Fighting silence, denial and repression in Iran


As a topic that lacks open, inclusive discussion even in the most ‘liberal’ societies, non-profit organisation United for Iran are revolutionising the approach to sexual abuse of children, employing technological advancements to empower vulnerable families.

Based in California, United for Iran have recently turned their efforts towards engaging the citizens of Iran through their electronic devices, and in doing so advocating human rights. As a part of their new app development project IranCubator, the group are exclusively seeking to match civil society activists with app programmers to improve the lives of the countrys disadvantaged.

Today, technology seems the most effective medium to communicate any message and sell both ideas and products to the modern public (Australians spend an average of almost seven hours on their internet connected devices everyday). However for countries trailing in free expression, access to balanced information and general civil liberties, technological innovations have the potential to create a far greater impact.
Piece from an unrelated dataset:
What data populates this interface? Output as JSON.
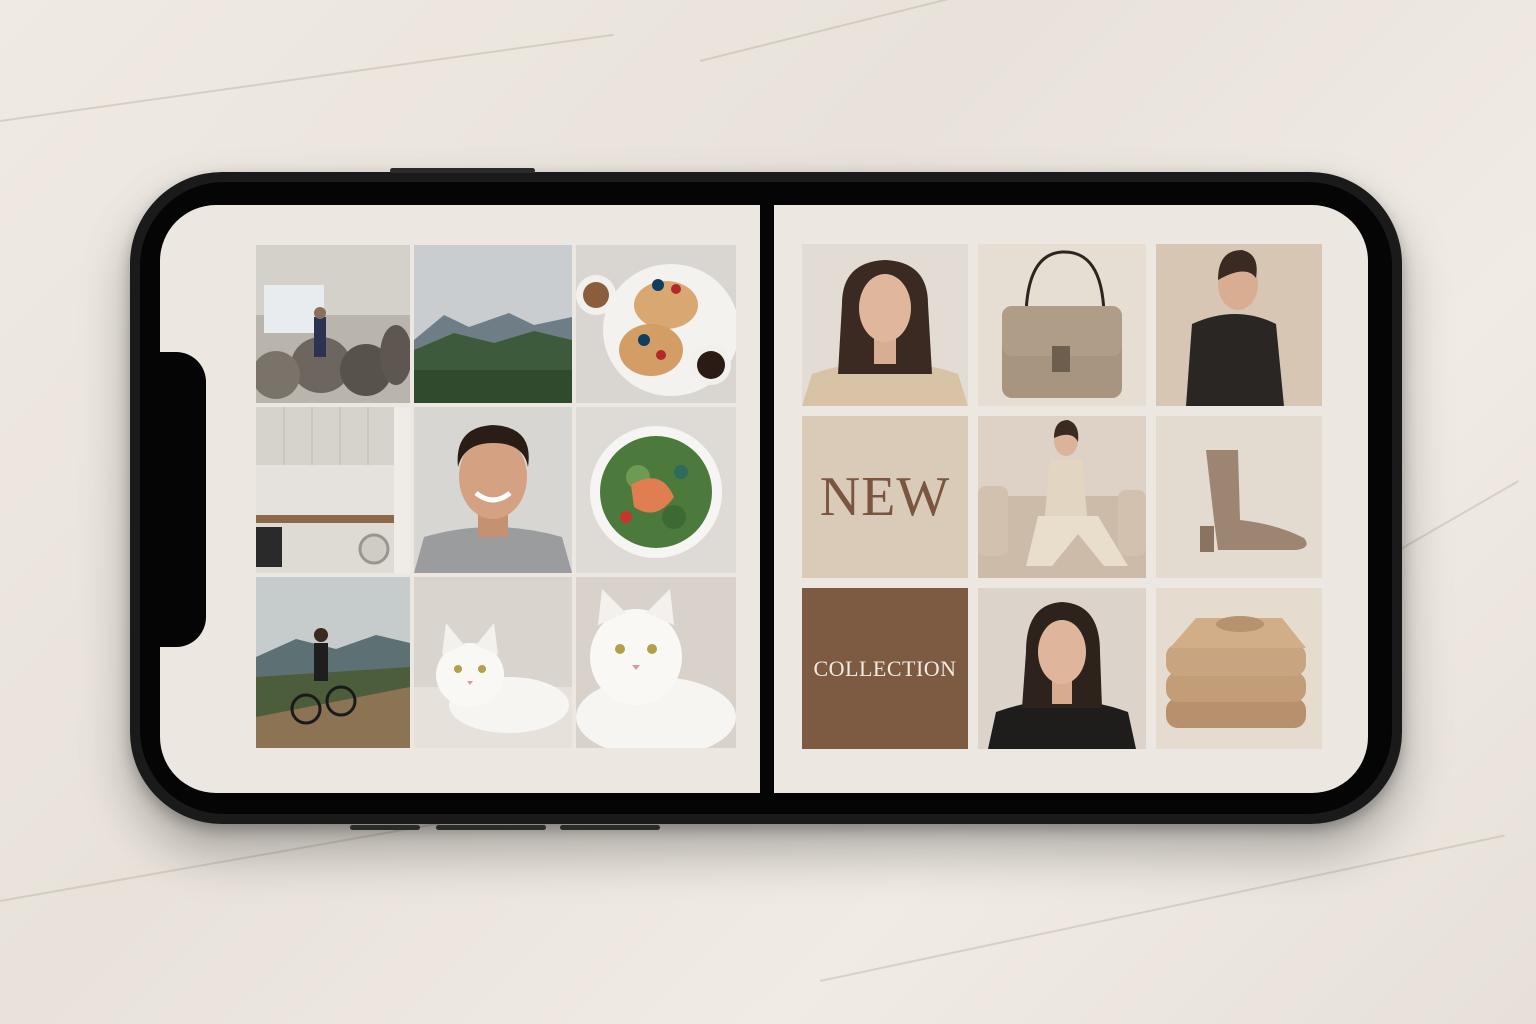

The groups latest act of empowerment is Michka, a Persian-language app serving as an e-book that aims to help adults teach their children how to identify, talk about and report sexual abuse. With about half of the population using smartphones, this is just one example of IranCubator using technology to tackle oppressive social issues often considered taboo. According to Executive Director of United for Iran Firuzeh Mahnoudi, this was previously an untapped resource.

“Today, there are more than 40 million smartphones in Iran and a million more are added every month. But the number of human rights apps remains close to zero,” Mr Mahnoudi said.
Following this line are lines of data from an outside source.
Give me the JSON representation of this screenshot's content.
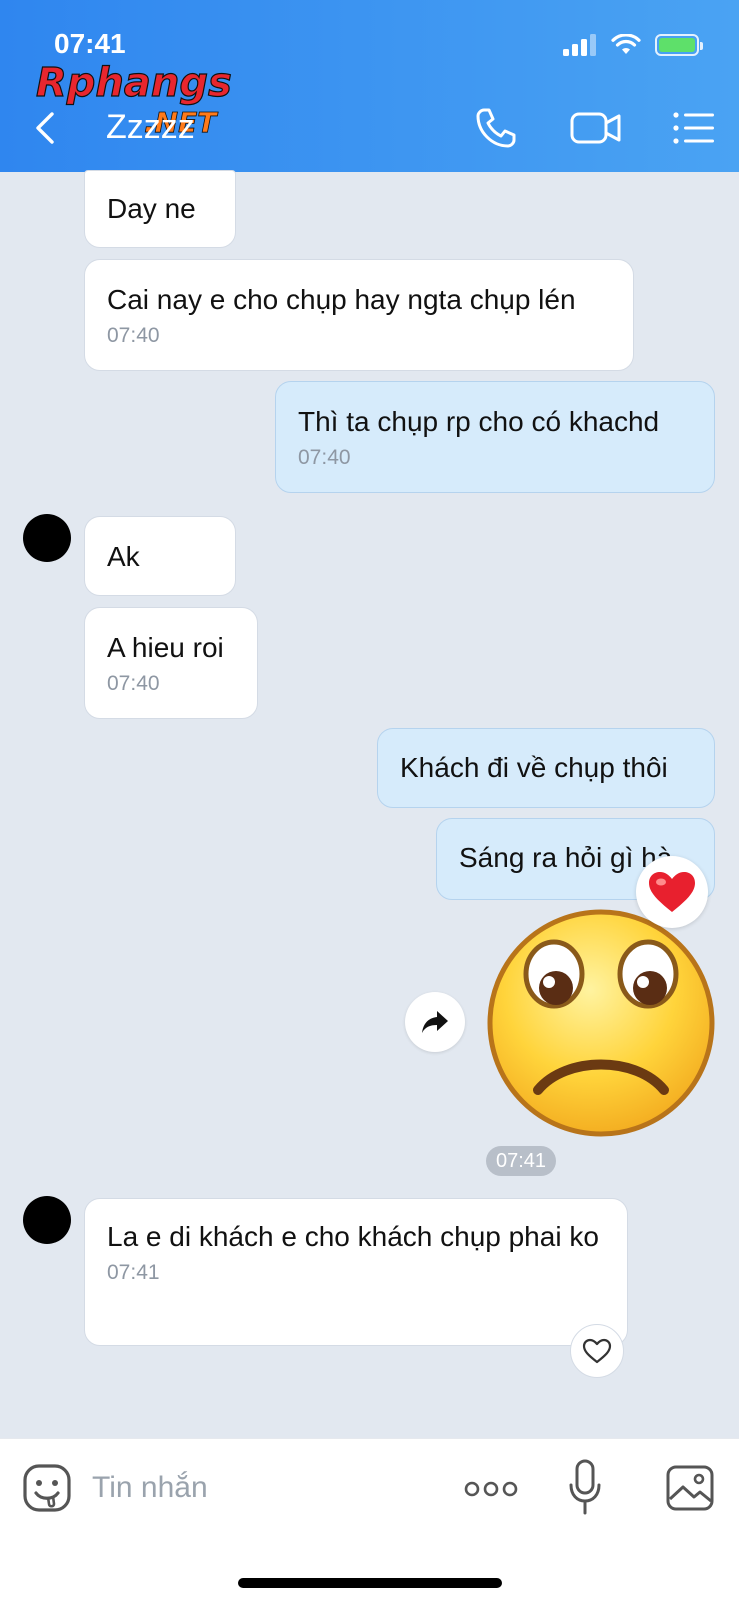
{
  "status_bar": {
    "time": "07:41"
  },
  "watermark": {
    "text_main": "Rphangs",
    "text_sub": ".NET"
  },
  "header": {
    "title": "Zzzzz"
  },
  "messages": [
    {
      "text": "Day ne"
    },
    {
      "text": "Cai nay e cho chụp hay ngta chụp lén",
      "time": "07:40"
    },
    {
      "text": "Thì ta chụp rp cho có khachd",
      "time": "07:40"
    },
    {
      "text": "Ak"
    },
    {
      "text": "A hieu roi",
      "time": "07:40"
    },
    {
      "text": "Khách đi về chụp thôi"
    },
    {
      "text": "Sáng ra hỏi gì hà"
    },
    {
      "text": "La e di khách e cho khách chụp phai ko",
      "time": "07:41"
    }
  ],
  "sticker": {
    "icon": "sad-face-sticker",
    "reaction": "heart"
  },
  "time_divider": "07:41",
  "composer": {
    "placeholder": "Tin nhắn"
  },
  "colors": {
    "header_start": "#2f86ef",
    "header_end": "#4aa3f3",
    "chat_bg": "#e2e8f0",
    "my_bubble": "#d6ebfb",
    "their_bubble": "#ffffff"
  }
}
“We’ve seen technological advances transform the global human rights movement and mobile-phone apps have the capacity to enable Iranian citizens to more easily and securely organize, assemble, and express themselves.”

Michka is essentially the story of a gender-neutral insect whose wings are a private part. When one day Mr. Koopoom, an adult insect, touches Michka’s wings, Michka becomes confused about what it should do.

Project leader and women’s right activist Sahar Shams is herself a survivor of childhood sexual abuse and, with the approval of child psychologists, created Michka as a resource for Iranian parents to talk about the “difficult topic” in a language that is understandable and comforting for vulnerable children.

There’s currently no data on the prevalence of sexual abuse of children in Iran, and only recently has it become part of the national conversation, following several complainants coming forward to the Persian media to accuse a prominent religious figure of sexual misconduct, including the rape of children (one could easily draw parallels between this and the similar exposure of abuse within the Catholic church in recent years).

“Michka is a story I wish I was told when I was a child. Unfortunately, the issue of childhood sexual abuse is not an openly and intelligently discussed issue in Iran— nor in many places worldwide,” Ms Shams said.

“People believe it’s an issue bigger than what they are capable of dealing with, so they prefer to pretend it doesn’t happen. I hope this book encourages an open, productive discussion about childhood sexual abuse so we can address the issue, preventing future incidents and providing support to the silent victims.”

Since its launch in August, Michka has been downloaded over 10,000 times, and will soon be available in English.